Diagnostics Analytics: Diagnostic analytics involved analyzing relationships between features and total power output using scatter plots and correlation matrices. This helped to identify significant predictors and understand their impact on power output. Insights were drawn to refine feature selection and improve model accuracy.
Before applying machine learning models, the data was cleaned and pre-processed. This included:
- Handling Missing Values: Replacing missing values with the mean for continuous variables or mode for categorical variables.
- Normalization: Scaling numerical features to ensure consistent range and improve model performance.
- Feature Selection: Identifying and selecting relevant features based on their significance and impact on the target variable.
Machine Learning Models: Various machine learning models were trained and evaluated, including linear regression and ensemble methods.
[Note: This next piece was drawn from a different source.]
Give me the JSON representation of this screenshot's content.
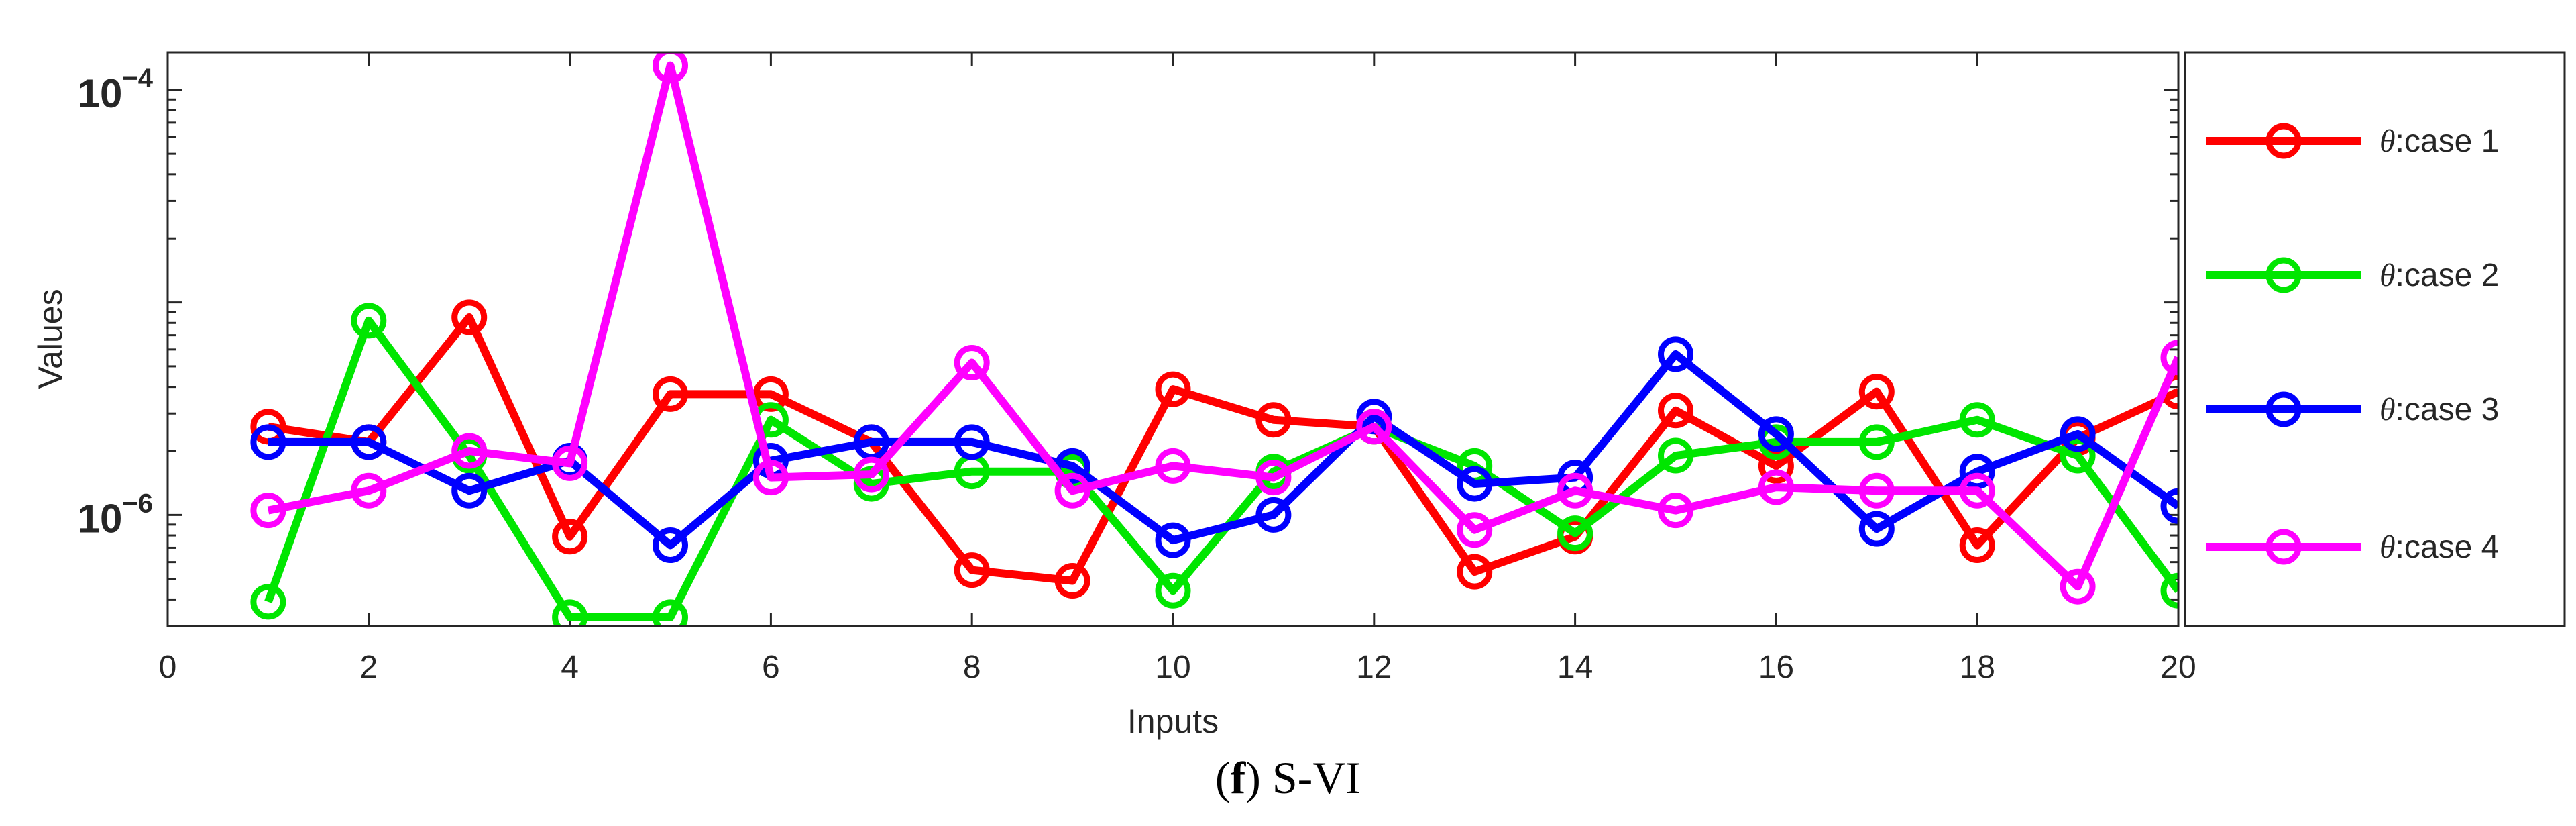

The performance of each model was assessed using metrics such as Mean Squared Error (MSE), Mean Absolute Error (MAE), Root Mean Squared Error (RMSE), and R-squared (R²).
Insights and Foresights: The analysis revealed how well the models predicted power output and identified the most influential features. The findings provided actionable insights for optimizing wave farm configurations and improving power generation efficiency.
The project successfully developed predictive models to estimate the total power output of large-scale wave energy farms. By analyzing the significance of features and evaluating model performance, we provided valuable insights into optimizing wave farm operations. The methodologies employed demonstrated the potential of machine learning to enhance decision-making in wave energy management, offering a practical approach to improving energy generation efficiency.
- Neshat, M., Alexander, B., Sergiienko, N., & Wagner, M. (2023). Data on Wave Energy Converters and Power Output. DOI: 10.24432/C5GG7Q
- Phoenix HPC Service: University of Adelaide.
- Creative Commons Attribution 4.0 International (CC BY 4.0) License.